United States v. Gary White

CALLAHAN, Circuit Judge,

concurring in part, and dissenting in part:

While I agree with the majority on all other counts, I would affirm White’s conviction for conspiracy to distribute controlled substances. In my view, the district court did not abuse its discretion in declining to provide a Sears instruction. I read United States v. Montgomery, 150 F.3d 983, 996-97 (9th Cir.1998), as implicitly holding that a Sears instruction is not required when there is overwhelming evidence of a drug conspiracy with non-governmental conspirators.1

Here, there was abundant evidence that White was a high-ranking, senior member of the Pueblo Bishops criminal street gang, and that one of the gang’s primary purposes was to control drug sales in the Pueblo Bishops Housing Projects. The government produced evidence of hundreds of drug transactions conducted by PBB members, and that White knew and approved of these drug sales by his position in the PBB and by encouraging other PBB members to protect the gang’s drug selling territory. In light of this evidence, the district court did not err in finding that there was an insufficient evidentiary foundation to require a Sears instruction.

The jury’s drug quantity finding does not imply that it found White conspired only with the government informant. Rather, the more compelling inference is that the jury accepted the overwhelming evidence of White’s conspiracy with PBB members to sell drugs in the Housing Project, including, but not limited to, the two *897sales to the' confidential informant, but only found the drug quantities of those two sales were proven beyond a reasonable doubt. The quantity finding does not negate evidence of the conspiracy between PBB gang members to distribute drugs.

We have not held that a Sears instruction is required, per se, in every conspiracy case in which á government informant is present. But following the majority’s approach, when would a district court ever have the discretion to deny a request for a Sears instruction when the alleged conspiracy involves a government informant?

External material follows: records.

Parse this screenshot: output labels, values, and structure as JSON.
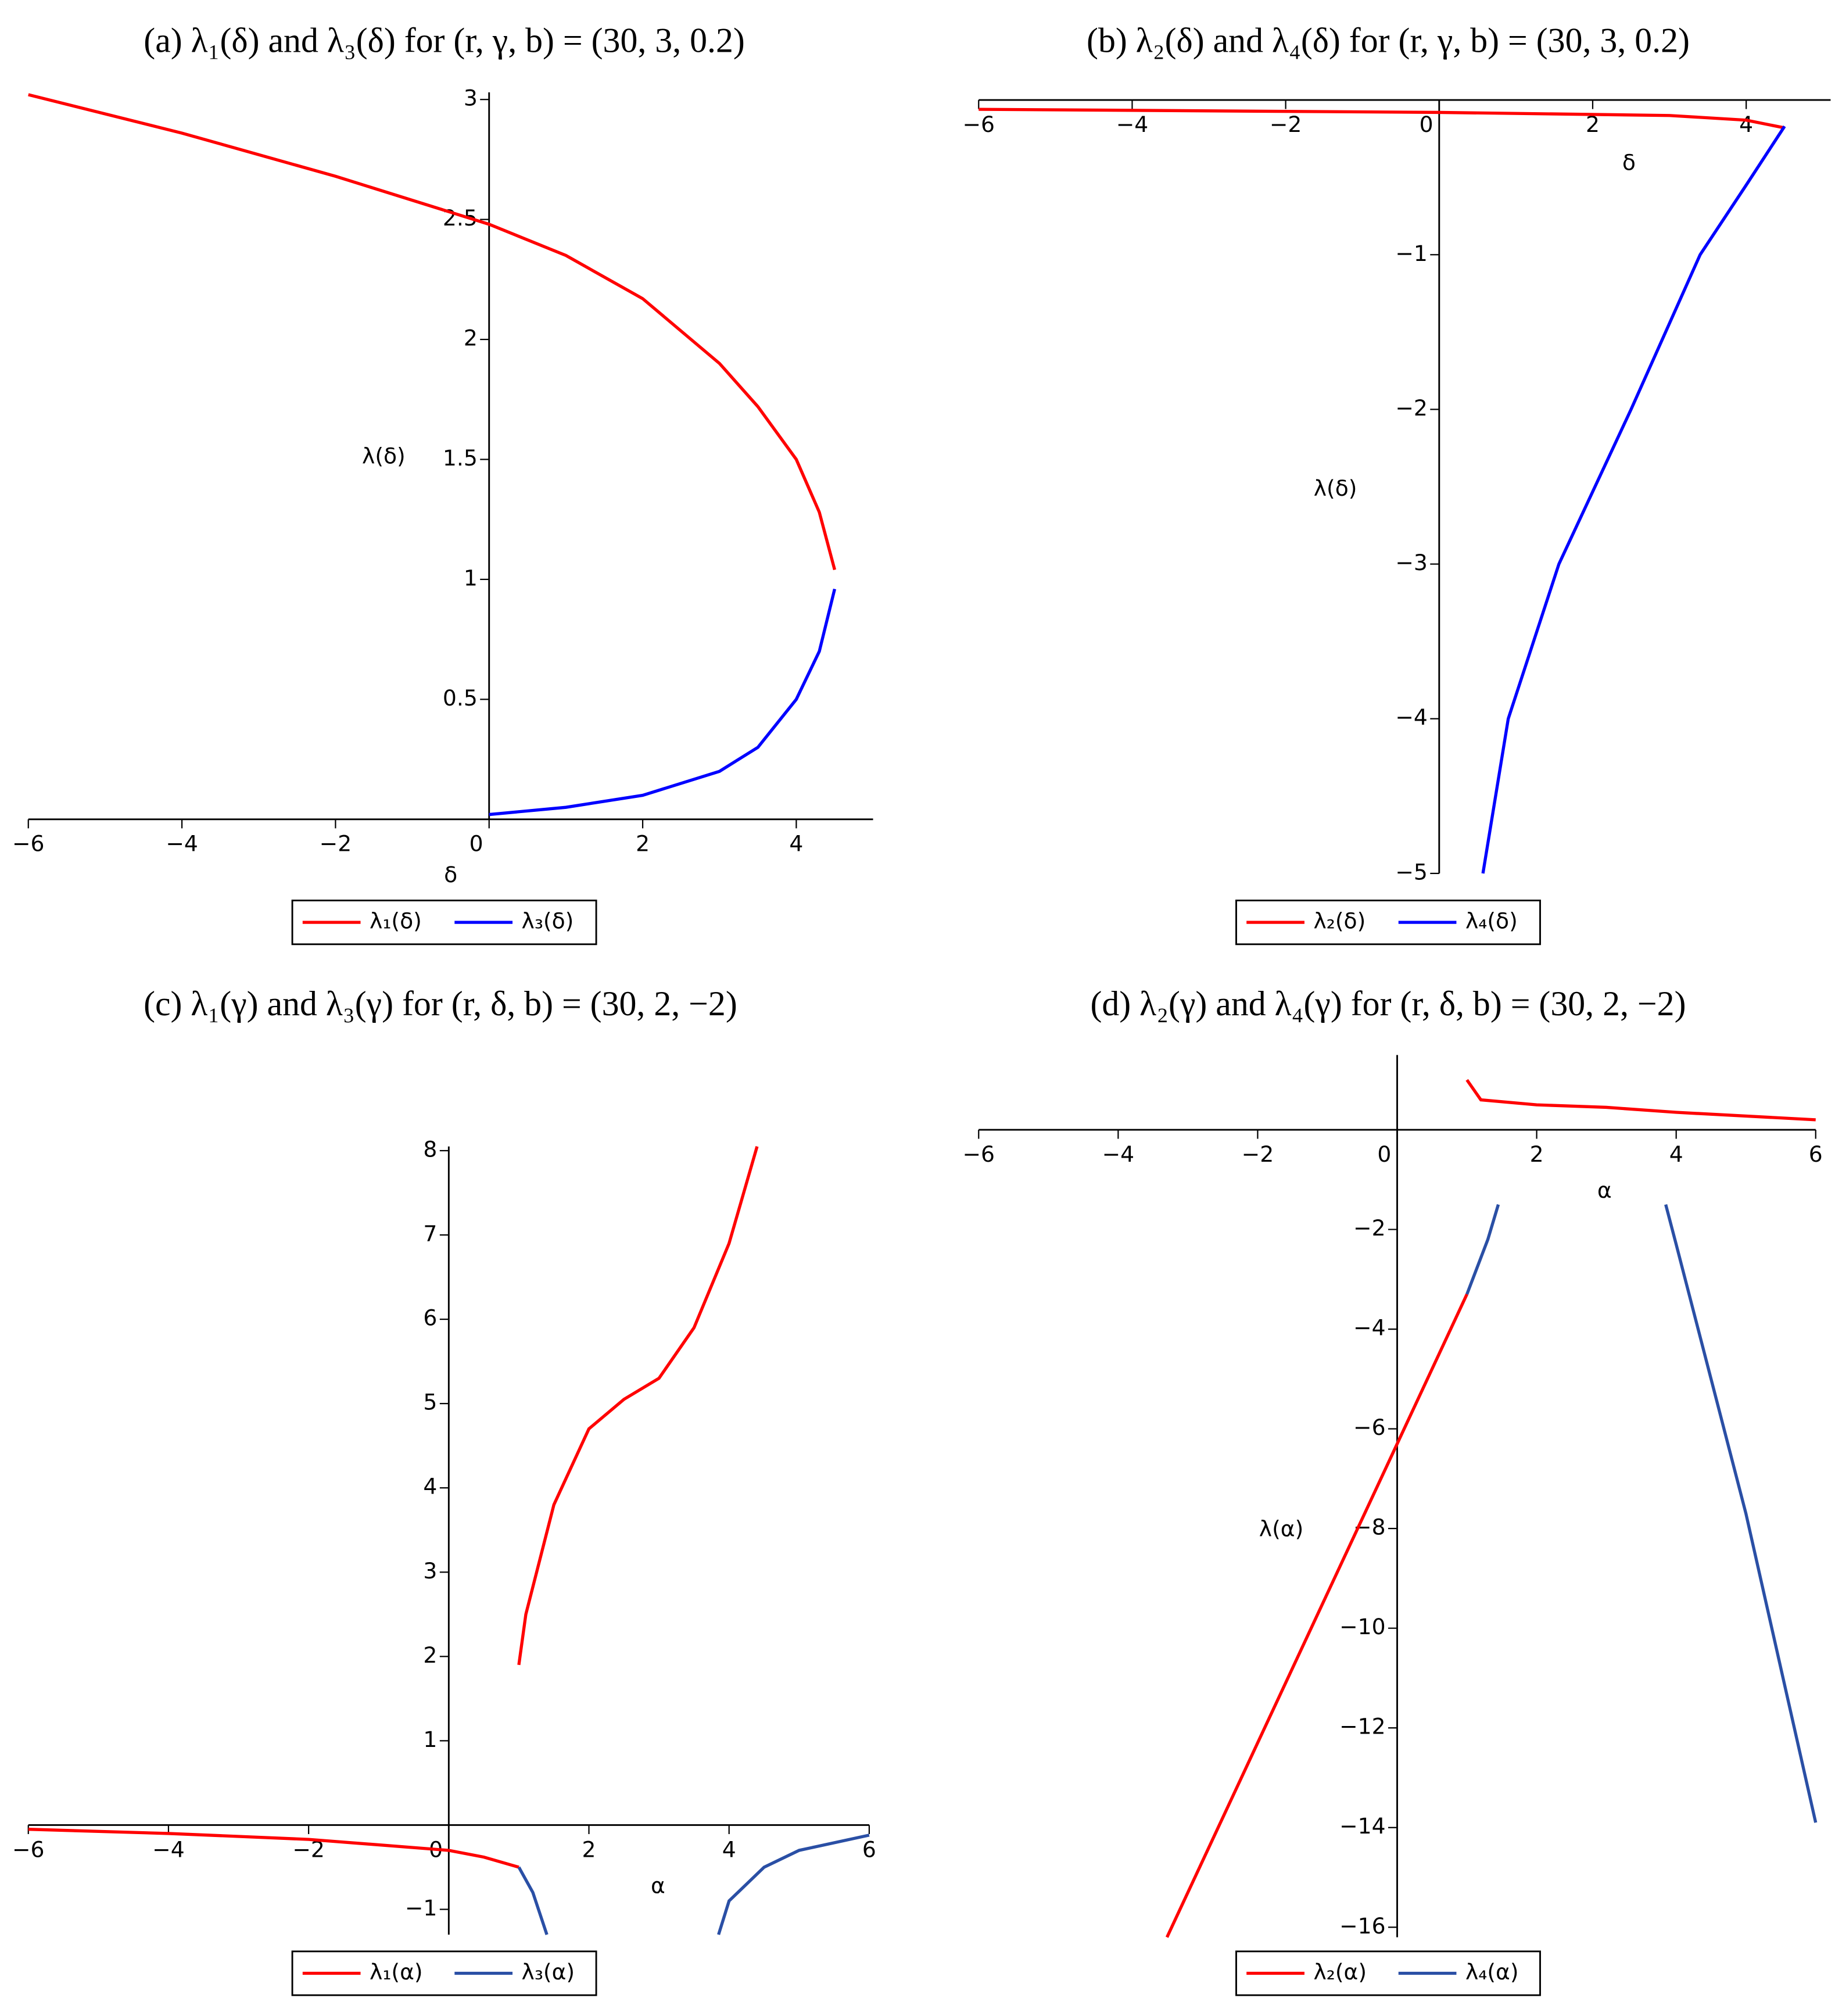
{
  "chart_data": [
    {
      "type": "line",
      "title": "(a) λ₁(δ) and λ₃(δ) for (r, γ, b) = (30, 3, 0.2)",
      "x_label": "δ",
      "y_label": "λ(δ)",
      "xlim": [
        -6,
        5
      ],
      "ylim": [
        0,
        3.03
      ],
      "xticks": [
        {
          "value": -6,
          "label": "−6"
        },
        {
          "value": -4,
          "label": "−4"
        },
        {
          "value": -2,
          "label": "−2"
        },
        0,
        2,
        4
      ],
      "yticks": [
        0.5,
        1,
        1.5,
        2,
        2.5,
        3
      ],
      "series": [
        {
          "name": "λ₁(δ)",
          "color": "#ff0000",
          "x": [
            -6,
            -4,
            -2,
            0,
            1,
            2,
            3,
            3.5,
            4,
            4.3,
            4.5
          ],
          "values": [
            3.02,
            2.86,
            2.68,
            2.48,
            2.35,
            2.17,
            1.9,
            1.72,
            1.5,
            1.28,
            1.04
          ]
        },
        {
          "name": "λ₃(δ)",
          "color": "#0000ff",
          "x": [
            0,
            1,
            2,
            3,
            3.5,
            4,
            4.3,
            4.5
          ],
          "values": [
            0.02,
            0.05,
            0.1,
            0.2,
            0.3,
            0.5,
            0.7,
            0.96
          ]
        }
      ]
    },
    {
      "type": "line",
      "title": "(b) λ₂(δ) and λ₄(δ) for (r, γ, b) = (30, 3, 0.2)",
      "x_label": "δ",
      "y_label": "λ(δ)",
      "xlim": [
        -6,
        5.1
      ],
      "ylim": [
        -5,
        0
      ],
      "xticks": [
        {
          "value": -6,
          "label": "−6"
        },
        {
          "value": -4,
          "label": "−4"
        },
        {
          "value": -2,
          "label": "−2"
        },
        0,
        2,
        4
      ],
      "yticks": [
        {
          "value": -5,
          "label": "−5"
        },
        {
          "value": -4,
          "label": "−4"
        },
        {
          "value": -3,
          "label": "−3"
        },
        {
          "value": -2,
          "label": "−2"
        },
        {
          "value": -1,
          "label": "−1"
        }
      ],
      "series": [
        {
          "name": "λ₂(δ)",
          "color": "#ff0000",
          "x": [
            -6,
            0,
            3,
            4,
            4.5
          ],
          "values": [
            -0.06,
            -0.08,
            -0.1,
            -0.13,
            -0.18
          ]
        },
        {
          "name": "λ₄(δ)",
          "color": "#0000ff",
          "x": [
            4.5,
            4,
            3.4,
            2.5,
            1.56,
            0.9,
            0.57
          ],
          "values": [
            -0.17,
            -0.55,
            -1,
            -2,
            -3,
            -4,
            -5
          ]
        }
      ]
    },
    {
      "type": "line",
      "title": "(c) λ₁(γ) and λ₃(γ) for (r, δ, b) = (30, 2, −2)",
      "x_label": "α",
      "xlim": [
        -6,
        6
      ],
      "ylim": [
        -1.3,
        8.05
      ],
      "xticks": [
        {
          "value": -6,
          "label": "−6"
        },
        {
          "value": -4,
          "label": "−4"
        },
        {
          "value": -2,
          "label": "−2"
        },
        0,
        2,
        4,
        6
      ],
      "yticks": [
        {
          "value": -1,
          "label": "−1"
        },
        1,
        2,
        3,
        4,
        5,
        6,
        7,
        8
      ],
      "series": [
        {
          "name": "λ₁(α)",
          "color": "#ff0000",
          "x": [
            -6,
            -4,
            -2,
            0,
            0.5,
            1,
            null,
            1,
            1.1,
            1.5,
            2,
            2.5,
            3,
            3.5,
            4,
            4.4
          ],
          "values": [
            -0.05,
            -0.1,
            -0.17,
            -0.3,
            -0.38,
            -0.5,
            null,
            1.9,
            2.5,
            3.8,
            4.7,
            5.05,
            5.3,
            5.9,
            6.9,
            8.05
          ]
        },
        {
          "name": "λ₃(α)",
          "color": "#2a4fa5",
          "x": [
            1,
            1.2,
            1.4,
            null,
            3.85,
            4,
            4.5,
            5,
            6
          ],
          "values": [
            -0.5,
            -0.8,
            -1.3,
            null,
            -1.3,
            -0.9,
            -0.5,
            -0.3,
            -0.12
          ]
        }
      ]
    },
    {
      "type": "line",
      "title": "(d) λ₂(γ) and λ₄(γ) for (r, δ, b) = (30, 2, −2)",
      "x_label": "α",
      "y_label": "λ(α)",
      "xlim": [
        -6,
        6
      ],
      "ylim": [
        -16.2,
        1.5
      ],
      "xticks": [
        {
          "value": -6,
          "label": "−6"
        },
        {
          "value": -4,
          "label": "−4"
        },
        {
          "value": -2,
          "label": "−2"
        },
        0,
        2,
        4,
        6
      ],
      "yticks": [
        {
          "value": -16,
          "label": "−16"
        },
        {
          "value": -14,
          "label": "−14"
        },
        {
          "value": -12,
          "label": "−12"
        },
        {
          "value": -10,
          "label": "−10"
        },
        {
          "value": -8,
          "label": "−8"
        },
        {
          "value": -6,
          "label": "−6"
        },
        {
          "value": -4,
          "label": "−4"
        },
        {
          "value": -2,
          "label": "−2"
        }
      ],
      "series": [
        {
          "name": "λ₂(α)",
          "color": "#ff0000",
          "x": [
            1,
            1.2,
            2,
            3,
            4,
            6,
            null,
            -3.3,
            1
          ],
          "values": [
            1,
            0.6,
            0.5,
            0.45,
            0.35,
            0.2,
            null,
            -16.2,
            -3.3
          ]
        },
        {
          "name": "λ₄(α)",
          "color": "#2a4fa5",
          "x": [
            1,
            1.3,
            1.45,
            null,
            3.85,
            4,
            5,
            6
          ],
          "values": [
            -3.3,
            -2.2,
            -1.5,
            null,
            -1.5,
            -2.3,
            -7.7,
            -13.9
          ]
        }
      ]
    }
  ]
}
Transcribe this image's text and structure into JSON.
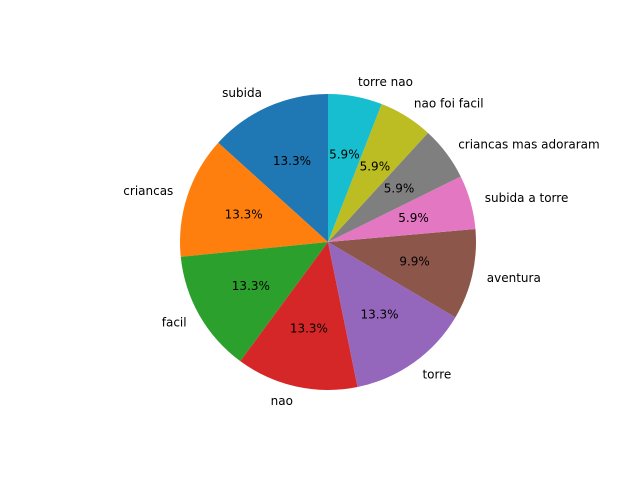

District courts are frequently bombarded with proposed jury instructions with little time for research. Accordingly, we afford district courts considerable deference in determining whether a jury instruction has sufficient evidentiary foundation. United States v. Daane, 475 F.3d 1114, 1119 (9th Cir.2007). This is the precise instance in which, as an appellate court, we should defer to the discretion of a district court. Here, the district court spent over one-hundred hours with defense counsel presiding over this trial, presiding over other co-defendants’ trials, and conducting other related proceedings. The district court was well aware of the facts alleged and the theory of defense. I would hold that the district court did not abuse its discretion in declining to give a Sears instruction.

I respectfully dissent.

. Despite the differences in posture, Montgomery is instructive. On appellate review in Montgomery, we considered " 'whether the case presented at trial support[ed] giving an instruction based on a particular theory of defense.’ ” Id. at 996 (quoting United States v. Span, 970 F.2d 573, 578 (9th Cir.1992)). In holding that the defendant did not rely on a Sears-type defense theory at trial, we stated: "Montgomery asks this court to consider the possibility that the jury could have disbelieved every shred of evidence presented at trial except for [his conversations with the government informant] and concluded that Montgomery had conspired to manufacture, distribute, and import methamphetamine solely with [the government informant].” Id. Thus, in reaching its holding that a Sears instruction was not required, we reflected on the paucity of evidence suggesting that the defendant conspired only with the government agent. We should reflect here as well.